Thursday 10 March 2016

ramdom thoughts

Random thoughts
Today I was going to do modals in the past. You know, could have, should have + participle focussing on regrets. I started off with a quick personal story and asked about what they understood as "regret". We elicited a few ideas and then they asked about how to use the word regret, and I found myself explaining verb patters instead of modal auxiliaries. Bad class management or one more example of how interraleted things are in English? of how hard it is to teach certain things in isolation regret as a grammar word with a certain pattern and regret as a human feeling and how to talk about past events you are not happy about?
of how easily we can divert focus onto sth else because you can't learn x outside/without y when learners can already speak English and have been exposed to a lot of English and acquired bad habits ?
Then, this same class (two mums and two childless women) steered into giving advice. Great! modals! One of the mums asked for advice about her eldest daughter. But what happened was that advice was given but not a single modal verb used, no woulds, shoulds, or coulds...

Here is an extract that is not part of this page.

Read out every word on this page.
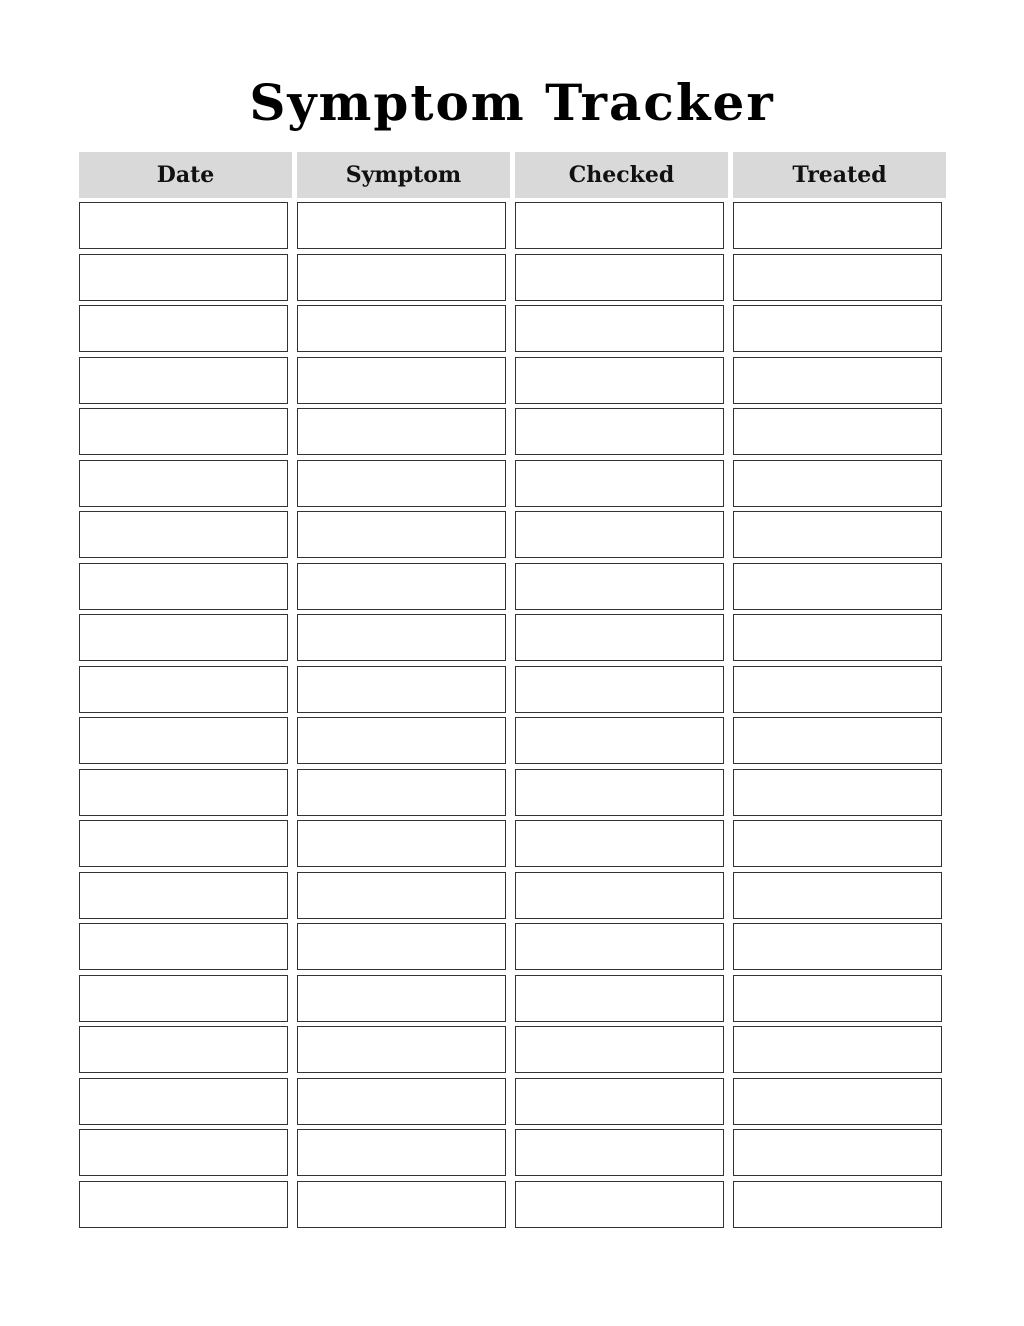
Symptom Tracker
Date	Symptom	Checked	Treated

It's true that I've left it drift this way today, intentionally, aware of what I was doing but to me, this shows that even if you insist on the uses of modals, try to create fairly authentic conversations in which they should try to use the target language, natural communication prevails , more than the willingness to learn. Therefore, what I teach feels a bit theoretical, to be understood more than to be used when spoken to, when they read. It's hard to deconstruct, to break word by word ways translation in front of fluent students (as  opposed to accurate ones).